Traffic Management Becomes More Critical

Incorporating NTN connectivity elevates the importance of traffic management, given the higher costs and resource limitations of satellite links compared to terrestrial networks. Even if mass-market wideband and broadband services like video conferencing and video streaming is not expected to be supported for direct communication to mobile phones (NTN D2C) anytime soon, as discussed, there are other NTN use cases using VSAT technology with antennas capable of delivering broadband services integrated with the mobile core. We may even see larger antennas installed in car roofs in the not-too-distant future.

Reducing traffic loads – especially from video, which currently accounts for approximately 75% of all mobile data – is crucial. Effective traffic classification, in coordination with PCRF/PCF, can prioritize critical data while assigning lower priority to non-essential traffic over satellite links.

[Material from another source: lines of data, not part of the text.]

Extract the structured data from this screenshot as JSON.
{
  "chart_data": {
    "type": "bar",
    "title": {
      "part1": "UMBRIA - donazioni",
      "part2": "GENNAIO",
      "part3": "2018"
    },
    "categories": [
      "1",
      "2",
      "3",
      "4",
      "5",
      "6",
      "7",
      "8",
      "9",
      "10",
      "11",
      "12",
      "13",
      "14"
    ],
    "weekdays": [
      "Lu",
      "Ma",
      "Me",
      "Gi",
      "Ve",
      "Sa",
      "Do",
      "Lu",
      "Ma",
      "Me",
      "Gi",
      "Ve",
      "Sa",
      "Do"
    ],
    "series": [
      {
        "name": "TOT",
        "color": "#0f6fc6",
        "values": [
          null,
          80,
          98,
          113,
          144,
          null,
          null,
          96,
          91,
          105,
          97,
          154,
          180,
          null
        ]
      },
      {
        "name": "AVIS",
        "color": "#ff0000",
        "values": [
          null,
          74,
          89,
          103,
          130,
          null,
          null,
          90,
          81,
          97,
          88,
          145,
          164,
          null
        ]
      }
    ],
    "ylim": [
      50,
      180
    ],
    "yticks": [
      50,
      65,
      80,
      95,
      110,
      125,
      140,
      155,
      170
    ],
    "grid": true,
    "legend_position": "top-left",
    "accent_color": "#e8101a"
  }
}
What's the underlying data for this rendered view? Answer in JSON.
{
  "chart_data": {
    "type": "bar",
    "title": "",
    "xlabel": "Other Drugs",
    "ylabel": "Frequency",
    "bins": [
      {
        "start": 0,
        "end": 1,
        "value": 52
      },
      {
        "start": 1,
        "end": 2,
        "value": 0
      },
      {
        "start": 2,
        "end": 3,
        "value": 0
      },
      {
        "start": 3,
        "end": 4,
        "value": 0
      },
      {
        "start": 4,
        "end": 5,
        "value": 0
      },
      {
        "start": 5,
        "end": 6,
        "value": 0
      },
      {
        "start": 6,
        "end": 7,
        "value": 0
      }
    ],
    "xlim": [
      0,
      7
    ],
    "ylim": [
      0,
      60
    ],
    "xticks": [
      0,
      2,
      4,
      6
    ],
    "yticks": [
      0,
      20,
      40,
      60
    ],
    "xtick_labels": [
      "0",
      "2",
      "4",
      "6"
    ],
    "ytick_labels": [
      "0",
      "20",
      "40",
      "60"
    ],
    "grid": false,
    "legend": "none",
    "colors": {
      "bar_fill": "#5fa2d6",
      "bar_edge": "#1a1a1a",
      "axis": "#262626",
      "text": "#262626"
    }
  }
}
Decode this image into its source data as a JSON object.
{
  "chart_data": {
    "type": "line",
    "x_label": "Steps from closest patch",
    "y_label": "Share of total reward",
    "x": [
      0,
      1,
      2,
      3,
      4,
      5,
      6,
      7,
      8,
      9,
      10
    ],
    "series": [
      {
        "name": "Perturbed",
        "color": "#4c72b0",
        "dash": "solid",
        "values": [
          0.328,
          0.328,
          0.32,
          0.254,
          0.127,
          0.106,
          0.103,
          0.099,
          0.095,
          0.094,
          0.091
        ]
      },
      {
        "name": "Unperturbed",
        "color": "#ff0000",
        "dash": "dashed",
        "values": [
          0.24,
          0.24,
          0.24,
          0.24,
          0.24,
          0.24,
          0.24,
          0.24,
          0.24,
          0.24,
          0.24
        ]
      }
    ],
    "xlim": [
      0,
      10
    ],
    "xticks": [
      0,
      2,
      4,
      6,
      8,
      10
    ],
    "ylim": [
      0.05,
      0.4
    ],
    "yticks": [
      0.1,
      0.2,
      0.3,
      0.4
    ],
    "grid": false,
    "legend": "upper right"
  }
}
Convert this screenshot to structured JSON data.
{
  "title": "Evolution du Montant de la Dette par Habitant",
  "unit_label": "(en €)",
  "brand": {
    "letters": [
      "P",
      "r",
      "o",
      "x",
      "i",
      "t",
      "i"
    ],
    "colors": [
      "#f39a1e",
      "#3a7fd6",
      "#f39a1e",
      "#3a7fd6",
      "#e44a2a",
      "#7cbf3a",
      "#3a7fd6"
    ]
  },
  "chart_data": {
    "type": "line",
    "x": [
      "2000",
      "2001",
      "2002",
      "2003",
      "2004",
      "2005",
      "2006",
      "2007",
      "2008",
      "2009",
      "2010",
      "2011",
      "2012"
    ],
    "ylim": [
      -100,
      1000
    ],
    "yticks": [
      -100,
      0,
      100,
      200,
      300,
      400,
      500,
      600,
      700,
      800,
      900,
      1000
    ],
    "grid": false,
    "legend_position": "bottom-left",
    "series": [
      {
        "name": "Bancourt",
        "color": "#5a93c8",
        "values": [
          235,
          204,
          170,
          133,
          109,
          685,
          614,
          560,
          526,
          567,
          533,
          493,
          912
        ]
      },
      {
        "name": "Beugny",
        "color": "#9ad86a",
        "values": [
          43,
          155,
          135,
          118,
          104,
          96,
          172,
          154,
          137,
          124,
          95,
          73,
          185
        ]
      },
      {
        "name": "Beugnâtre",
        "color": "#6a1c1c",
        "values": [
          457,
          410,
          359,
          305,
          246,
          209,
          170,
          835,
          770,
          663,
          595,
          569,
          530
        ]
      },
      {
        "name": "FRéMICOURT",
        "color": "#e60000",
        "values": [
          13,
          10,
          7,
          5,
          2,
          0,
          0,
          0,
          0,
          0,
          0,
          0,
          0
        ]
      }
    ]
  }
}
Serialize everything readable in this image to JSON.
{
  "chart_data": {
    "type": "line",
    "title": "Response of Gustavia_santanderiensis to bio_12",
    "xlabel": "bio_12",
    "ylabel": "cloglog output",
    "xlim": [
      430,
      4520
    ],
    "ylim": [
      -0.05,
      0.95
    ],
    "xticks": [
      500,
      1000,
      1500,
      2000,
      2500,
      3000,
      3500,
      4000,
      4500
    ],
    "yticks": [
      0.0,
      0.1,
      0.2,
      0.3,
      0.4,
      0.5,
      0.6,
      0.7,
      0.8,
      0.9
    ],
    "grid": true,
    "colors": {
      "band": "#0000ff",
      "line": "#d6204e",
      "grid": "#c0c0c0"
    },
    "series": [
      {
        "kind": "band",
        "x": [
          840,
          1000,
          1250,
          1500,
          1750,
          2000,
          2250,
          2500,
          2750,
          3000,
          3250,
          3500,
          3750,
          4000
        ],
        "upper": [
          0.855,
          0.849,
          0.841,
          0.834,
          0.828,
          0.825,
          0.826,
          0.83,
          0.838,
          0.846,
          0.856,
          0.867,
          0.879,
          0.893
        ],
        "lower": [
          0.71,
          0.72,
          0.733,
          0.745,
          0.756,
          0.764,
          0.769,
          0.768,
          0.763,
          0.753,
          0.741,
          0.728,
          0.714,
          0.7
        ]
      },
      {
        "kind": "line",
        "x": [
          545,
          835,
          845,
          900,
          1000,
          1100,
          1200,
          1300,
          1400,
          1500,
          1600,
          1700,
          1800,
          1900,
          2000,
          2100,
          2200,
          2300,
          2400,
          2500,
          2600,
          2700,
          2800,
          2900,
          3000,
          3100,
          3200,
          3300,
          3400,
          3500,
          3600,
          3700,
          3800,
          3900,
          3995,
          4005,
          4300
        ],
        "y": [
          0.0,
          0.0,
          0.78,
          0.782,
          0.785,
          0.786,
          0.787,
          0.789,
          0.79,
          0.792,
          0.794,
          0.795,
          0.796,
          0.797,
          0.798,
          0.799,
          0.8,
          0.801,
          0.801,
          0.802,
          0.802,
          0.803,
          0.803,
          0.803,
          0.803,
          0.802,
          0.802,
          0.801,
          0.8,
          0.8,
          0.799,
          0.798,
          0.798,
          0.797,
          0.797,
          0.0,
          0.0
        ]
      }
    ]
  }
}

AI and machine learning techniques will help predict traffic patterns, enabling proactive optimization of handovers, bandwidth allocation, and resource provisioning between terrestrial and satellite domains. These methods help reduce interference and maximize throughput. Additional techniques such as TCP acceleration, RAN congestion management, and load balancing further improve traffic efficiency.

Advanced and Flexible Policy Management

The 4G Policy and Charging Rules Function (PCRF) and 5G Policy Control Function (PCF) are critical for managing traffic and resources in NTN D2C networks. They act as centralized decision-makers for enforcing policies related to user access, QoS, data prioritization, and usage limits, tailoring resource allocation based on subscription profiles, network conditions, and service requirements.

Due to the higher costs and limited capacity of satellite links, PCRF/PCF policies often include bandwidth caps for non-critical applications, prioritization of emergency or premium services, and stricter usage limits. These policies are dynamically linked to charging rules – higher prices or special packages may be applied when users access the network via satellite to incentivize efficient usage.

Utilizing real-time network data, PCRF/PCF can adjust policies based on factors such as satellite link quality, congestion levels, user location, and device type – all to optimize resource utilization and user experience.

In some cases, users may need notifications when switching between terrestrial and satellite networks. Additionally, in 5G, PCF helps manage network slicing, which can be used within NTN D2C to segregate traffic requiring different SLAs, security policies, or latency requirements.